Pilou Asbaek and Kirsten Dunst star in “Woodshock.”

“WOODSHOCK”

*

(R, 1:41)

Unlike their spring 2018 fashion collection, Kate and Laura Mulleavy’s first foray into moviemaking, “Woodshock,” is depressingly dull and terminally inarticulate. Oh, it’s pretty enough, in the superficially embellished style of a perfume ad or fashion video — the gifted Finnish cinematographer Peter Flinckenberg virtually empties his bag of tricks. But it’s more lacking in substance than a yard of silk chiffon.

The title refers to the psychological panic engendered by being lost in a forest (here played by the giant redwoods in Humboldt County, Calif.), but Theresa (Kirsten Dunst) isn’t physically disoriented, just mentally unmoored. Having helped her sick mother die using a spiked spliff, Theresa, who works in a medical marijuana dispensary, descends into a detached reverie of hallucinatory grief. Neither her boyfriend (Joe Cole, underemployed to the point of effacement) nor her boss (a miscast Pilou Asbaek) can reach her.
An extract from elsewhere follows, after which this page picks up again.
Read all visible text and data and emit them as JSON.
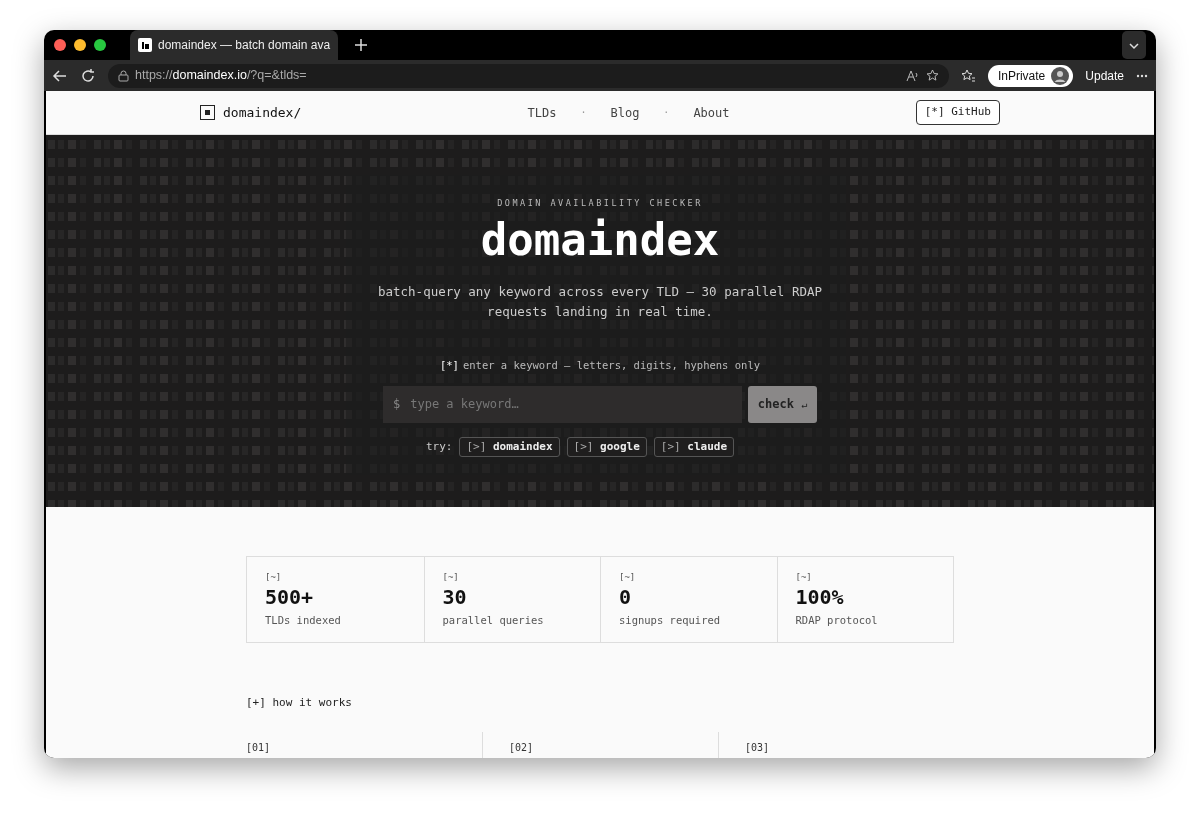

What follows is less a consideration of the fallout from an act of euthanasia than a succession of disjointed, dreamlike scenes of Theresa listlessly caressing tree trunks and her mother’s shabby-chic furnishings. More than one person will die as she continues to mope and medicate, attired in a succession of lace-trimmed chemises. Yet no substantive conversation or hint of greater meaning pierces this gauzy void, which the Mulleavy sisters, whose fashion label is Rodarte, decorate by slapping butterflies or flowers on virtually every available surface.

Filmmaking might be a natural sidestep for fashion designers — as Tom Ford has twice proved, though he had the foresight to use strong novels as building blocks — but “Woodshock” is a painterly bore. At their most basic level, movies are supposed to actually move; this one is as becalmed as its perpetually high heroine.